I had to literally wrestle my 13 yr old Ds phone off of him once before for bad behaviour, and although at the time it seemed like a fair idea as a punishment in my head, it resulted in an awful battle with him and in the end i had wished i had chosen another privilege to take away from him. It was horrible.
I totally understand how you feel but like others have said, and i learnt this lesson the hard way, with teenagers you have to chose your battles.
I think leaving it in the living room at 10.30pm until morning is fair though, i have thought of doing something similar with my Ds due to the late night texting on weekdays.
I'm just not sure how to go about it without it causing a riot lol

chocoluvva · 29/04/2014 11:57

hysterical at the thought of not having their phones in their hands all the time

Extremely common. Phones are a massive part of their lives now. They would feel out of the loop without them. It's such a personal thing - so much more than a functional device: diary, photo album, address book, magazine.....

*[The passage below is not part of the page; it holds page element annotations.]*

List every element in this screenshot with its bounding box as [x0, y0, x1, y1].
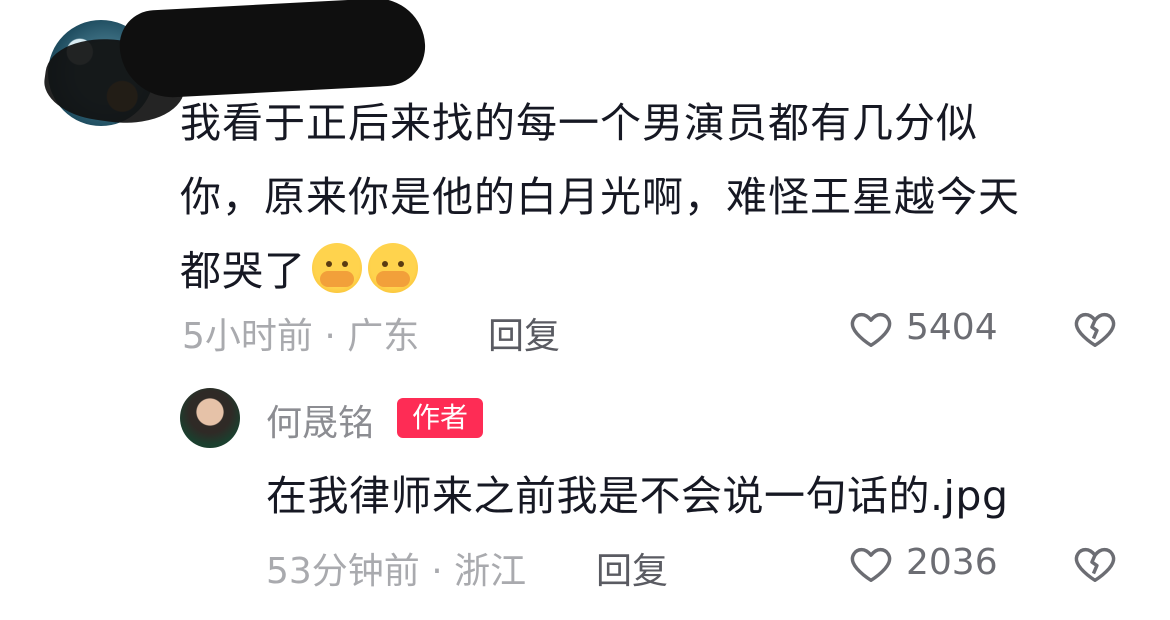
reply-button[interactable]: 回复 [488, 307, 560, 359]
crying-emoji-icon [312, 243, 362, 293]
heart-icon[interactable] [848, 306, 894, 352]
reply-button[interactable]: 回复 [596, 542, 668, 594]
comment-text: 我看于正后来找的每一个男演员都有几分似 你，原来你是他的白月光啊，难怪王星越今天… [180, 86, 1120, 308]
comment-line: 都哭了 [180, 234, 1120, 308]
broken-heart-icon[interactable] [1072, 306, 1118, 352]
avatar[interactable] [180, 388, 240, 448]
comment-meta: 5小时前 · 广东 [182, 316, 420, 357]
comment-line: 我看于正后来找的每一个男演员都有几分似 [180, 99, 978, 147]
author-badge: 作者 [397, 398, 483, 438]
comment-line: 你，原来你是他的白月光啊，难怪王星越今天 [180, 173, 1020, 221]
comment-line-text: 都哭了 [180, 247, 306, 295]
reply-text: 在我律师来之前我是不会说一句话的.jpg [266, 472, 1009, 520]
crying-emoji-icon [368, 243, 418, 293]
like-count: 2036 [906, 542, 998, 583]
author-name[interactable]: 何晟铭 [266, 394, 374, 446]
heart-icon[interactable] [848, 541, 894, 587]
reply-meta: 53分钟前 · 浙江 [266, 551, 527, 592]
like-count: 5404 [906, 307, 998, 348]
broken-heart-icon[interactable] [1072, 541, 1118, 587]
redaction-mark [117, 0, 428, 100]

It's cool to text/FB/tweet etc very late at night and to text rather than phone even very close friends. Their messages are sent in the expectation that adults won't see them. Even gentle, nice girls use language that we wouldn't. They're addictive IMO. Checking for likes on instagram, FB, messages on What's App deliver a little hit of dopamine apparently.

The etiquette among most teenagers is that it's considered rude not to reply to texts, even late at night and it's fine to text someone until they don't answer as they've fallen asleep.

No advice from me - I battled with my DD over her phone until she was 15, then pretty much gave up; one of my parenting fails. On the other hand, now she's 17.5 and voluntarily moderating her phone use and sleep pattern reasonably sensibly and I think I have quite a good relationship with her.

poppymoon · 29/04/2014 23:05

i have felt like smashing it but resisted. its their 'life-line' to the outside world and never leaves their side.
problem here is that DS's dad pays for his phone contract so i have no say in it.....

RussianBlu · 30/04/2014 18:14

I wonder what's going on that we have to be in a situation of either not wanting to face the battle of removing the phone or actually having to literally arm wrestle it from them. I don't think I would have dared not hand it over!